For several weeks, I’ve been trying to remember how it
happened that my first-ever novella was firmly in the science fiction genre.
The year would have been 1984 or 1985. Let me describe the story for you:
An astronaut, haunted by dreams of
his own death, agrees to go through with a scheduled mission to Mars. Once
there, he somehow wanders from the space craft and is lost. Instead of dying,
however, he finds himself among a colony of Martians, who live underground. (In
my memory, the place is sort of hellish, but I could be misremembering this.)
After spending some time among the Martians, our astronaut somehow makes his
way out of the Mars camp, or at least makes contact with earth. His time among
the Martians somewhat mirrors first contact between Europeans and Native
Americans, though without the exploitation. (At least that was how I envisioned
it, though I never finished that part.)
You’ll see that it’s pretty standard fare for sci-fi. The
strange part, though, is that I hadn’t read any “standard fare” sci-fi. I’d
never read H. G. Wells, or Jules Verne, or Ray Bradbury, or (as far as I can
remember) any science fiction at all. (I know I did read Orwell’s 1984 that year for school.) I must have watched enough
television, although this was very limited in my household. Even so, I’m sure
by then I’d seen sci-fi movies. For instance, I saw The Last
Starfighter in 1984. I saw Star
Wars (only the first one) a couple of years
earlier (on VHS). No doubt I’d seen “Star Trek” reruns (not yet the movies, I
think), and possibly some others I can’t track down.
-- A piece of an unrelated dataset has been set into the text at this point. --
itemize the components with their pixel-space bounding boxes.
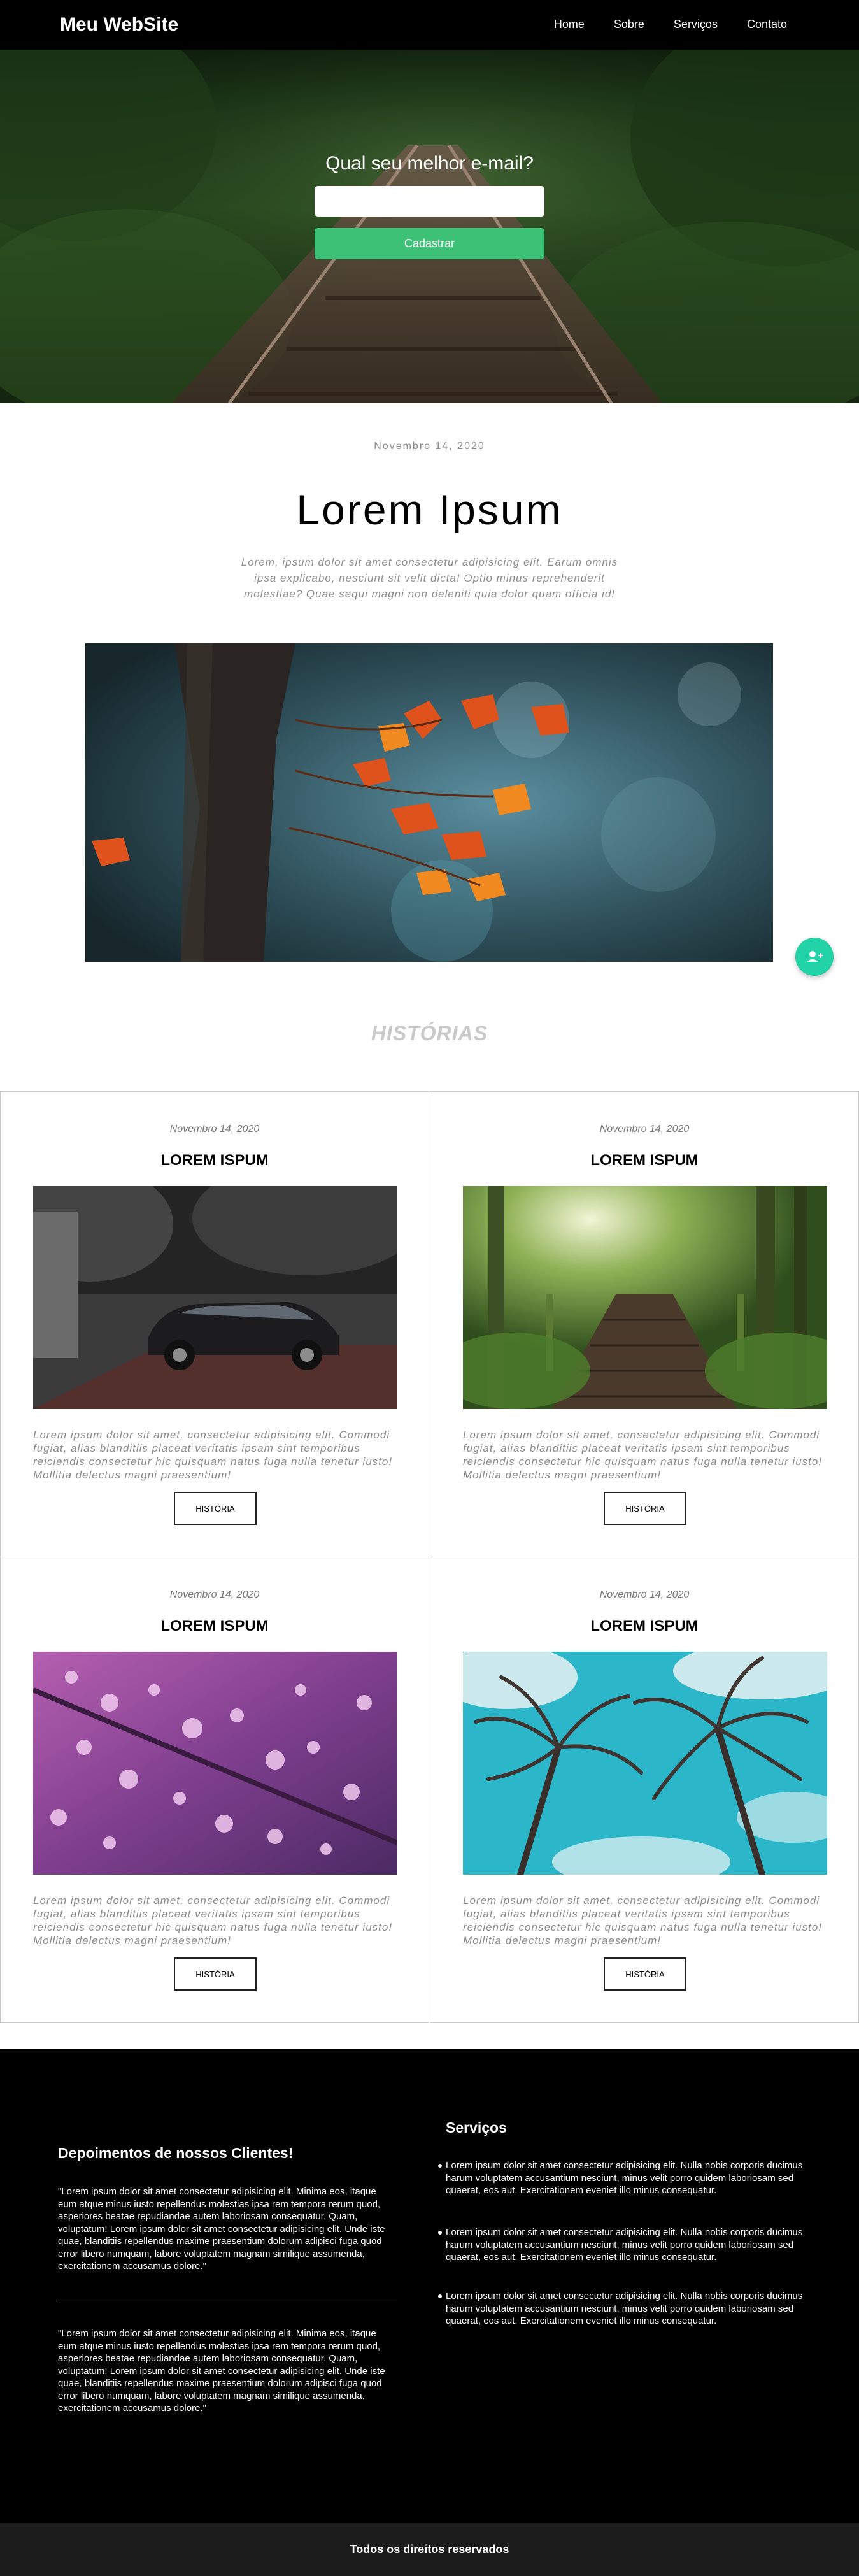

I gave up the story unfinished, because I either got
distracted or couldn’t get the middle to work out. I had several competing
drafts, and had started in the middle. I don’t think it was even the only story
I was working on at the time. Some things never change …
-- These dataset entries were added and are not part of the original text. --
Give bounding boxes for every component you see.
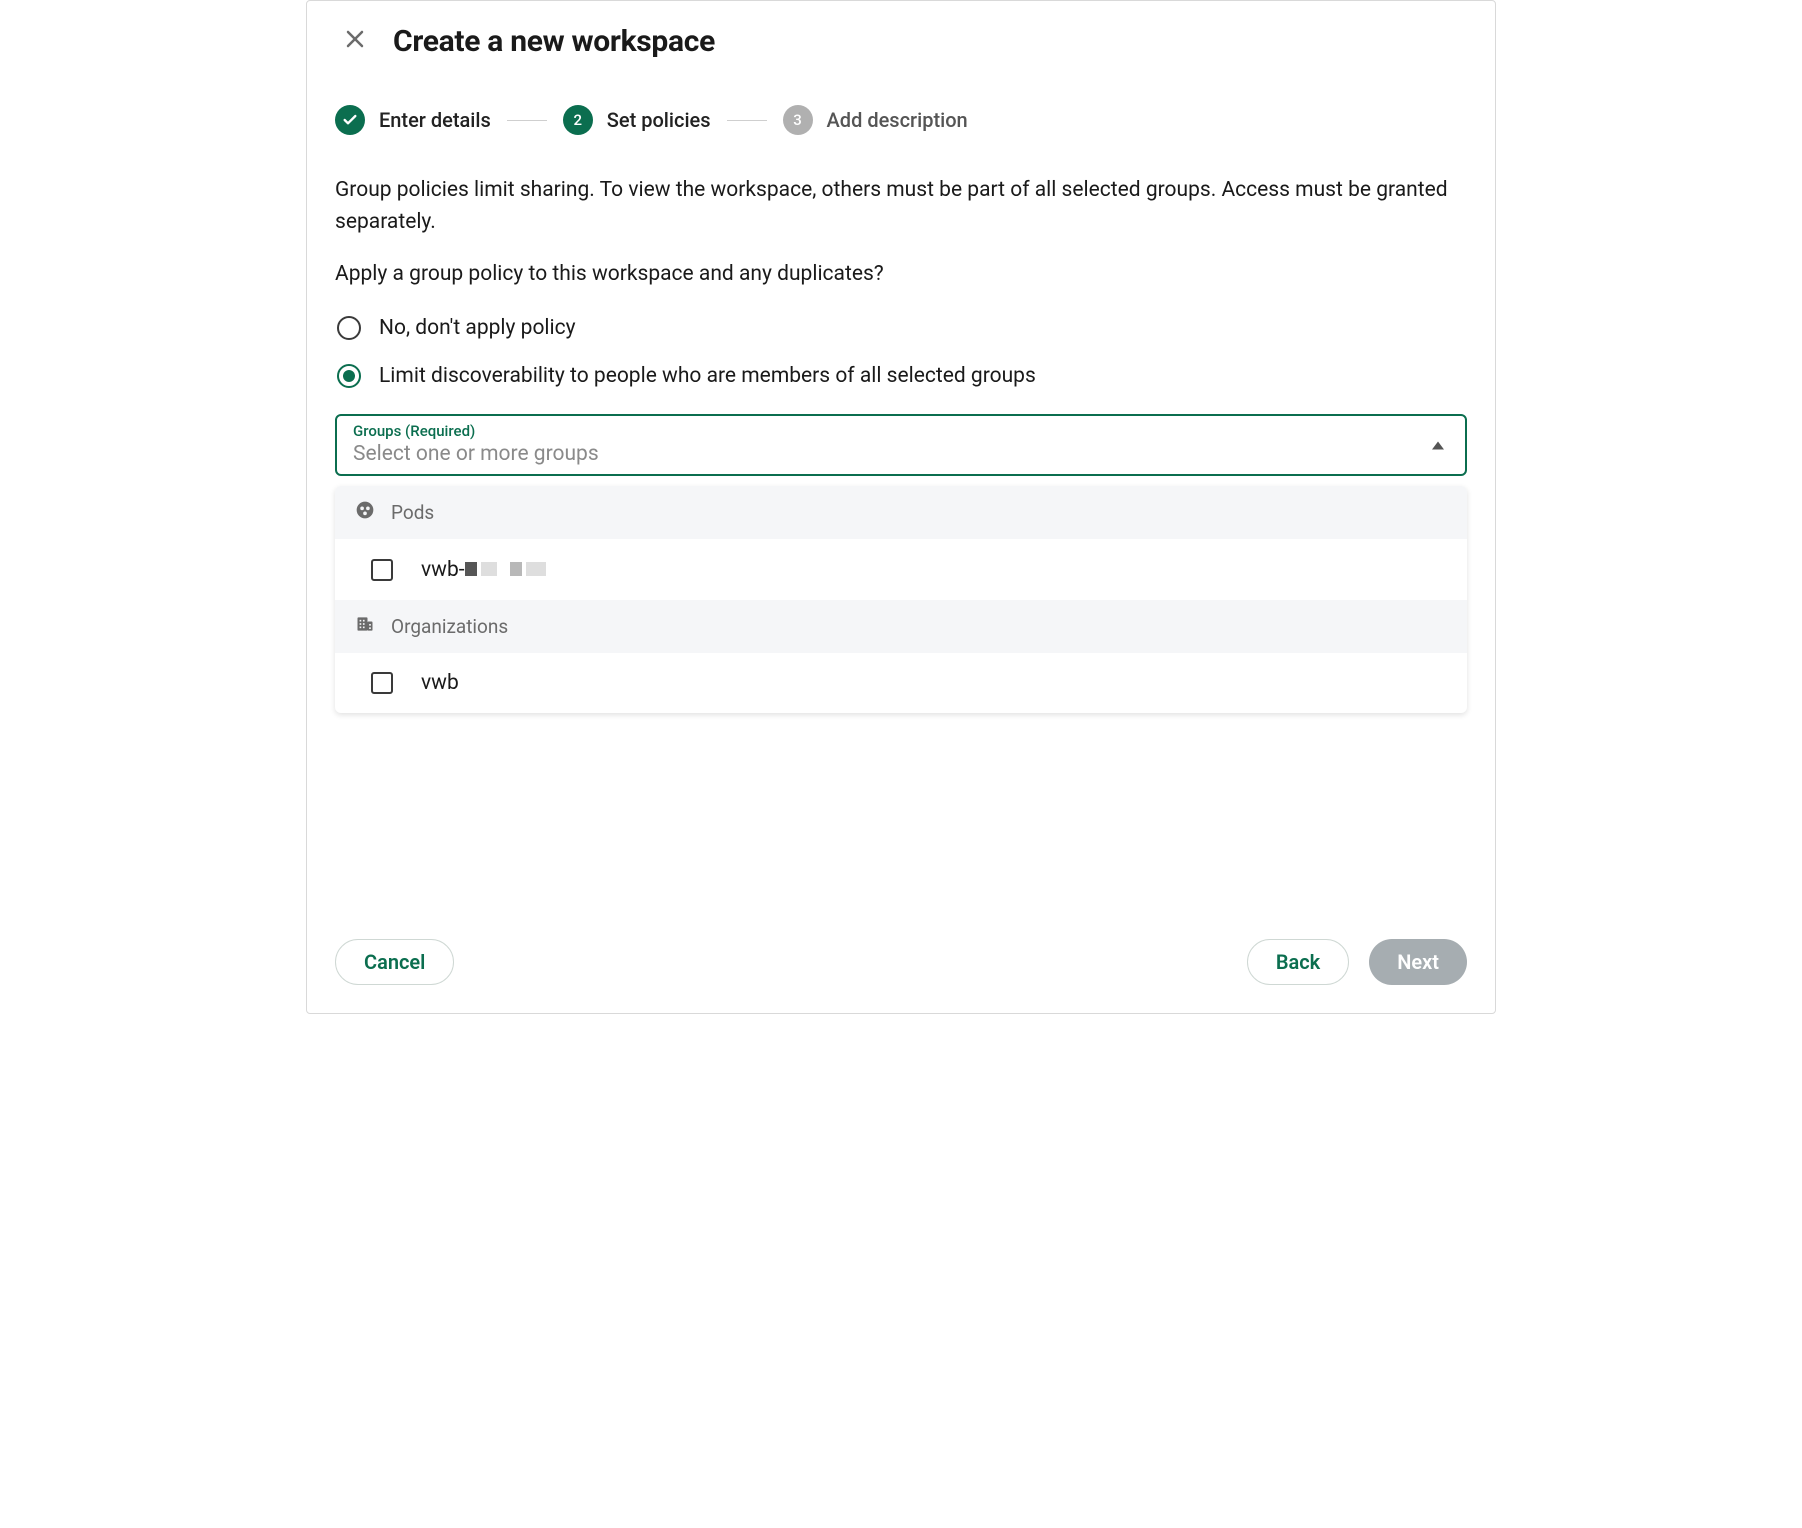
groups-select-placeholder: Select one or more groups [353, 442, 1449, 466]
dropdown-item-organization[interactable]: vwb [335, 653, 1467, 713]
dropdown-section-pods: Pods [335, 486, 1467, 539]
dropdown-item-label: vwb [421, 671, 459, 695]
dropdown-item-label: vwb- [421, 557, 546, 582]
back-button[interactable]: Back [1247, 939, 1349, 985]
dialog-header: Create a new workspace [307, 1, 1495, 69]
close-button[interactable] [335, 21, 375, 61]
caret-up-icon [1431, 436, 1445, 455]
step-number-icon: 3 [783, 105, 813, 135]
pods-icon [355, 500, 375, 525]
create-workspace-dialog: Create a new workspace Enter details 2 S… [306, 0, 1496, 1014]
radio-checked-icon [337, 364, 361, 388]
radio-label: Limit discoverability to people who are … [379, 364, 1036, 388]
groups-select-label: Groups (Required) [353, 422, 1449, 440]
radio-limit-discoverability[interactable]: Limit discoverability to people who are … [335, 352, 1467, 400]
step-divider [507, 120, 547, 121]
checkbox-unchecked-icon [371, 672, 393, 694]
step-label: Add description [827, 108, 968, 132]
step-divider [727, 120, 767, 121]
dropdown-item-pod[interactable]: vwb- [335, 539, 1467, 600]
organizations-icon [355, 614, 375, 639]
step-label: Enter details [379, 108, 491, 132]
close-icon [343, 27, 367, 55]
step-enter-details: Enter details [335, 105, 491, 135]
step-set-policies: 2 Set policies [563, 105, 711, 135]
groups-dropdown-panel: Pods vwb- [335, 486, 1467, 713]
policy-question-text: Apply a group policy to this workspace a… [335, 262, 1467, 286]
dialog-footer: Cancel Back Next [307, 919, 1495, 1013]
dialog-title: Create a new workspace [393, 24, 715, 59]
step-number-icon: 2 [563, 105, 593, 135]
check-circle-icon [335, 105, 365, 135]
step-label: Set policies [607, 108, 711, 132]
cancel-button[interactable]: Cancel [335, 939, 454, 985]
next-button[interactable]: Next [1369, 939, 1467, 985]
dropdown-section-label: Pods [391, 501, 434, 524]
dropdown-section-organizations: Organizations [335, 600, 1467, 653]
groups-select[interactable]: Groups (Required) Select one or more gro… [335, 414, 1467, 476]
stepper: Enter details 2 Set policies 3 Add descr… [307, 69, 1495, 153]
radio-no-policy[interactable]: No, don't apply policy [335, 304, 1467, 352]
policy-info-text: Group policies limit sharing. To view th… [335, 175, 1467, 238]
radio-unchecked-icon [337, 316, 361, 340]
checkbox-unchecked-icon [371, 559, 393, 581]
step-add-description: 3 Add description [783, 105, 968, 135]
dialog-body: Group policies limit sharing. To view th… [307, 153, 1495, 919]
radio-label: No, don't apply policy [379, 316, 576, 340]
dropdown-section-label: Organizations [391, 615, 508, 638]
redacted-text [465, 557, 546, 581]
I don’t remember this, but I’ve rediscovered that NASA had
sent two space probes to Mars (the “Viking” probes) when I was about five years
old, with the hope of (and equipment for) discovering life on Mars. Maybe I’d
learned about it in science class, connected that to my American history, threw
in a little T.V. or movies and—voila! My own first unfinished novel.
I wrote it in study hall.
This has me thinking about the old adage that you have to
read a lot in a particular genre to write something worthwhile in that genre,
and the somewhat competing adage to be careful not to imitate what’s selling,
or it will be soulless. (I might have made that second one up.) My story falls
between those two adages. It wasn’t good, but then again I wrote it when I was
thirteen or fourteen. The reason it wasn’t good, was that I didn’t know how to
write. Everything I did was pretty much straight imitation. That, and the idea
wasn’t one I’d pursue now. But I can imagine this idea or one like it being
done well, if the writer knew what he/she was doing. In fact, this story (it
seems to me) shares elements of Event Horizon, a 1997 film, the novel Dream Thief by Stephen Lawhead (written in 1983, but not read by
me until a decade later), and The First Men in the Moon by H. G. Wells (which I read about five years ago).
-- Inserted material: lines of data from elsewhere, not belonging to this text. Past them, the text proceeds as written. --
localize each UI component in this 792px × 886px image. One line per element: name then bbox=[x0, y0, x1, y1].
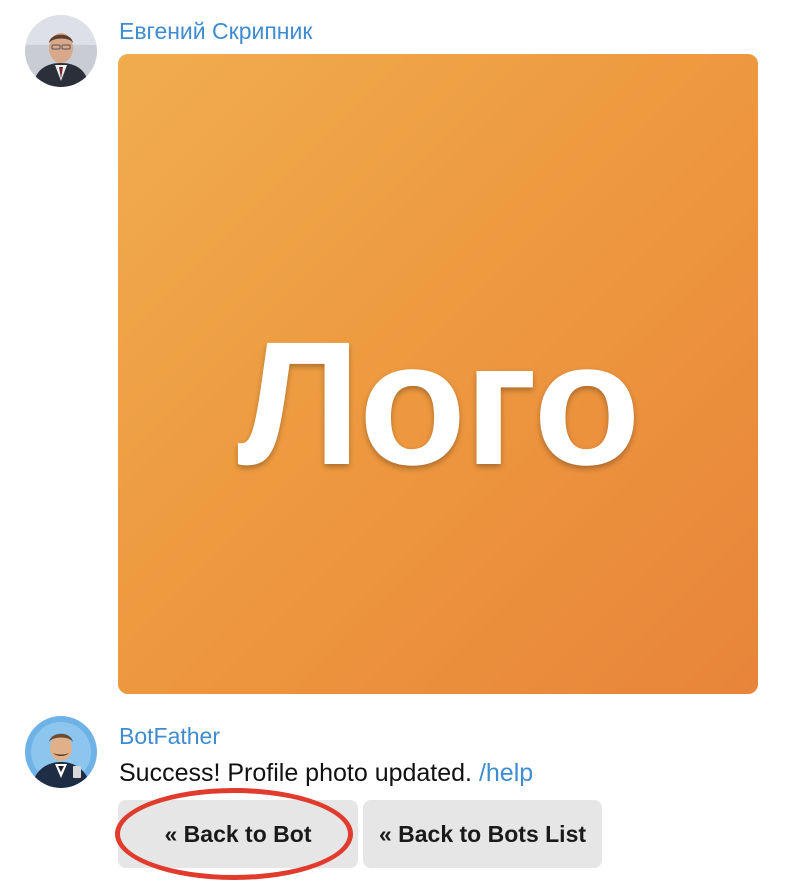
sender-name[interactable]: Евгений Скрипник bbox=[119, 17, 312, 45]
back-to-bot-button[interactable]: « Back to Bot bbox=[118, 800, 358, 868]
chat-window: Евгений Скрипник Лого BotFather Success!… bbox=[0, 0, 792, 886]
message-body: Success! Profile photo updated. bbox=[119, 759, 479, 787]
botfather-avatar[interactable] bbox=[25, 716, 97, 788]
photo-logo-text: Лого bbox=[237, 306, 641, 502]
back-to-bots-list-button[interactable]: « Back to Bots List bbox=[363, 800, 602, 868]
message-text: Success! Profile photo updated. /help bbox=[119, 758, 533, 788]
user-avatar[interactable] bbox=[25, 15, 97, 87]
user-photo-avatar bbox=[25, 15, 97, 87]
logo-photo[interactable]: Лого bbox=[118, 54, 758, 694]
sender-name[interactable]: BotFather bbox=[119, 722, 220, 750]
botfather-icon bbox=[25, 716, 97, 788]
help-command-link[interactable]: /help bbox=[479, 759, 533, 787]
So, the plot itself isn’t a terrible one, nor is it so
overdone that it couldn’t catch someone’s interest—in 1985, I mean. One of the
reasons for that, I suspect, is that I was probably as much influenced by Robinson
Crusoe, which I read in sixth grade, as I
was by the sci-fi “genre” itself. Which makes me think that reading “in genre”
isn’t as important as reading classic literature. Or at least not more
important than. I’m open to other opinions.
Sadly (ahem), the manuscript is lost, I do firmly believe.